These men are so different, their lives divergent. And yet, standing there, they are as indistinguishable as they were in the days when they wore denim overalls instead of business suits; sneakers instead of work boots. Today they are all boys once again.
They turn to exit the church and I can see now that Husband has tears running down his cheeks. His eyes are red and his hold on composure is tentative. I feel his grief in my bones the way I feel his presence in our home when he is not there. I can do nothing, so I extend my hand into the aisle as he passes. His palm skims mine, clutches briefly, desperately, and then slips away. He is gone before the warmth from his body has cooled in my grasp. I feel a bitter sting behind my own lids. His tears wound me.
A glance tells me that they have wounded my boys as well. They are both crying soundlessly, salty drops plopping onto the sharp creases I have ironed into their pants. I draw them close to me and whisper to them not to worry. “Dad is okay…he’ll be okay.” My sister-in-law is now coming down the aisle. She leans heavily on her sweet, strong, silent husband and then suddenly stumbles, blind with tears, weak with sorrow. He quietly catches her, bolstering her with his body, buoying her with murmured tenderness.
We do not go look at the body again. When it is our turn we simply slip out of the pew and head toward the back of the church where Husband and the others have congregated. They are no longer crying. Though still somber, they are smiling. One of the cousins says,
“You member that time Nanny caught us beating on her rose bushes with sticks?”
They remember. They all smile.
“Yup. Stripped those suckers bare.”
“Lord, she tore me UP that day!”
“YOU! I couldn’t hardly sit for a week.”
“Why’d we do that…you member?”
“Naw. We was just kids. I reckon we was jes trying to find something to do.”
Judson’s son, much younger than the rest, listens intently, but with a furrow in his brow and a small frown on his lips. “She whupped you?” he asks, disbelieving. “Nanny?”
One of the others cousins snorts with laughter and says wryly, “Shoot son. With that many grandkids runnin ‘round, Nanny and PawPaw was always whuppin somebody for somethin. And they like to deserve it too. We was nothing but a bunch of heathens runnin’ wild.”
Another cousin chimes in. “Yeah, but she always gave you a treat after. Some biscuits with sorghum syrup or some fried apple pies. Damn. Them pies….” His lip quivers a bit at the memory.

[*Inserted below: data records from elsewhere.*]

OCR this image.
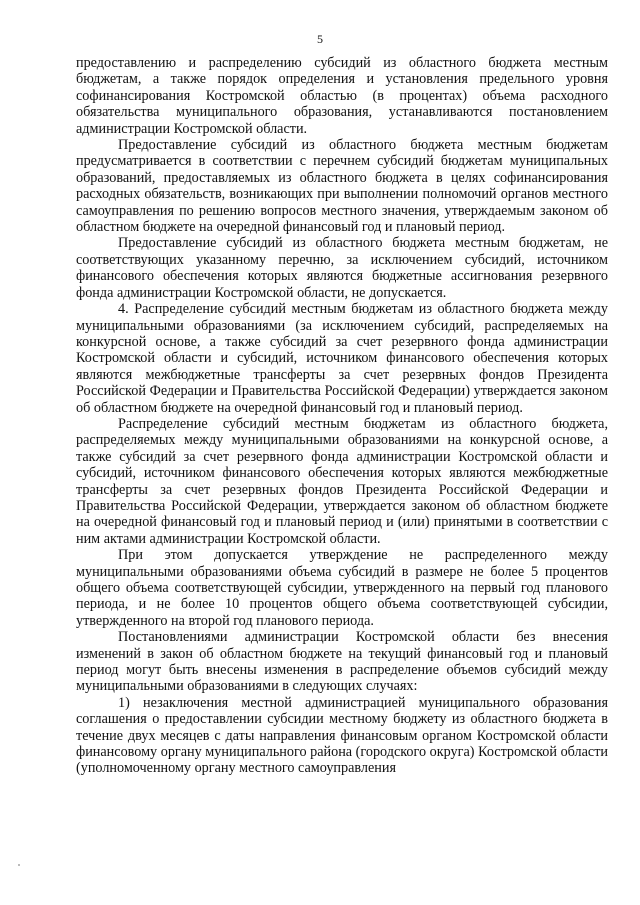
5

предоставлению и распределению субсидий из областного бюджета местным бюджетам, а также порядок определения и установления предельного уровня софинансирования Костромской областью (в процентах) объема расходного обязательства муниципального образования, устанавливаются постановлением администрации Костромской области.

Предоставление субсидий из областного бюджета местным бюджетам предусматривается в соответствии с перечнем субсидий бюджетам муниципальных образований, предоставляемых из областного бюджета в целях софинансирования расходных обязательств, возникающих при выполнении полномочий органов местного самоуправления по решению вопросов местного значения, утверждаемым законом об областном бюджете на очередной финансовый год и плановый период.

Предоставление субсидий из областного бюджета местным бюджетам, не соответствующих указанному перечню, за исключением субсидий, источником финансового обеспечения которых являются бюджетные ассигнования резервного фонда администрации Костромской области, не допускается.

4. Распределение субсидий местным бюджетам из областного бюджета между муниципальными образованиями (за исключением субсидий, распределяемых на конкурсной основе, а также субсидий за счет резервного фонда администрации Костромской области и субсидий, источником финансового обеспечения которых являются межбюджетные трансферты за счет резервных фондов Президента Российской Федерации и Правительства Российской Федерации) утверждается законом об областном бюджете на очередной финансовый год и плановый период.

Распределение субсидий местным бюджетам из областного бюджета, распределяемых между муниципальными образованиями на конкурсной основе, а также субсидий за счет резервного фонда администрации Костромской области и субсидий, источником финансового обеспечения которых являются межбюджетные трансферты за счет резервных фондов Президента Российской Федерации и Правительства Российской Федерации, утверждается законом об областном бюджете на очередной финансовый год и плановый период и (или) принятыми в соответствии с ним актами администрации Костромской области.

При этом допускается утверждение не распределенного между муниципальными образованиями объема субсидий в размере не более 5 процентов общего объема соответствующей субсидии, утвержденного на первый год планового периода, и не более 10 процентов общего объема соответствующей субсидии, утвержденного на второй год планового периода.

Постановлениями администрации Костромской области без внесения изменений в закон об областном бюджете на текущий финансовый год и плановый период могут быть внесены изменения в распределение объемов субсидий между муниципальными образованиями в следующих случаях:

1) незаключения местной администрацией муниципального образования соглашения о предоставлении субсидии местному бюджету из областного бюджета в течение двух месяцев с даты направления финансовым органом Костромской области финансовому органу муниципального района (городского округа) Костромской области (уполномоченному органу местного самоуправления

Husband says, “I’m tellin’ you what…I never had pies as good as hers. Mama’s pies are good, but they can’t hold a candle to Nanny’s. Don’t tell Mama that though!”
They all laugh. It’s a good sound.
Yet another cousin speaks. “You ‘member them ‘maters Nanny used to grow in her garden? They was might near as big as cantaloupes. I don’t know how she grew them things so big. She used to say, ‘Them ‘maters has got the Lord’s goodness in ‘em.’"
“Yeah!” says another. “She make you ‘mater sandwiches?”
They all nod and a collective “Mmmmhmmm” ripples through them.
Husband says, “What about that time we rolled that culvert down the hill?”
“Soooooon….I thought Nanny was going to have a stroke!”
“Well, it woulda served us right if she did. What kind of hodanged foolish thing was that to do? We coulda all been killed. If that thing had rolled over one a us, we’d a been dogmeat.”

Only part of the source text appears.